‘You’ve got to enjoy working with young people’ – that’s the advice of PE teacher Ian Roberts for those considering a career in the classroom.

The 32-year-old Edge Hill University graduate says teaching is not just a career choice, “it can very easily become a lifestyle”. And he says that doing his PGCE at Edge Hill was one of the best decisions he has ever made.

“It’s a vocation” Ian says, “and it helps if you believe in what you are teaching.

“I would advise anyone thinking that they’ll go into teaching to enjoy long holidays and good pay not to take the decision lightly. But when you make the decision and enrol on a PGCE course, be ready to work hard and give it your best, as it is a very demanding year.”

Ian completed his PGCE course at Edge Hill in 2004, having already graduated with a degree in Sports Studies and Business Management in 2002. After graduation he worked at Blackburn with Darwen Borough Council as a sports development officer, and this gave him the inspiration and realisation to do more.

“As part of my role, I was spending a lot of time in and around schools,” says Ian, “and I decided that if I were to become a teacher, I could give the young people so much more than I could running short term activities which would only continue dependent on whether funding was available.

“Being involved in organising a six week summer sports programme can work wonders, but once that time is over, or the funding is gone, those children just go back to what they were doing before if there isn’t an outlet for them. I wanted to be able to have an input over a longer period of time.

“I chose to go back to Edge Hill because I knew how good the facilities were and, because the University was renowned as a quality teacher training provider and its courses were well established. Sporting Edge is a great facility and it’s only going to get better with the new development, and I couldn’t fault the quality of the leadership and teaching.”

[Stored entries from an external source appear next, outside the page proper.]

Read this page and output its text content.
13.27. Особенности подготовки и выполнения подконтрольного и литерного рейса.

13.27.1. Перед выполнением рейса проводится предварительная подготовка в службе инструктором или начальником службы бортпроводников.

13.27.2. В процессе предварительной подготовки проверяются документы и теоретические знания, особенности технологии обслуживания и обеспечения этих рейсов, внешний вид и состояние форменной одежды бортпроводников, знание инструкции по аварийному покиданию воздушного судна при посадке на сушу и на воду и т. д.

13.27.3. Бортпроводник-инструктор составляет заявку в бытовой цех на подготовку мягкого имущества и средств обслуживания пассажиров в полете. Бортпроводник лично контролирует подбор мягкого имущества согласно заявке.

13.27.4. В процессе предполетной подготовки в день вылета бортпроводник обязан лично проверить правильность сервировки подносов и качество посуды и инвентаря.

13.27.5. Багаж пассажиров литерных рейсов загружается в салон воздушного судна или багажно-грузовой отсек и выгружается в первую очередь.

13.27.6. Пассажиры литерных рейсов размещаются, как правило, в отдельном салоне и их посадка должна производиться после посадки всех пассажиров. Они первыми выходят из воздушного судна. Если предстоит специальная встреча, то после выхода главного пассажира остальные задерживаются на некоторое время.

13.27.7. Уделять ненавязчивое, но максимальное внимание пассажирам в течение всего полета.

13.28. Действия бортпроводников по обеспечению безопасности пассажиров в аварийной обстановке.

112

Skelmersdale resident Ian is now a full time PE teacher at Tarleton Academy, a secondary school near Preston. He is also a talented triathlete who has represented his country at sporting events around the world and manages to combine gruelling training regime with his teaching commitments, which he says is thanks to very supportive family and a very understanding wife.

“I think it’s the best job in the world,” adds Ian.

“When you build a relationship with your students and you have their trust, you then have the ability to teach, coach, lead and inspire them. It’s a nice feeling to think that you can influence their lives in such a positive way.”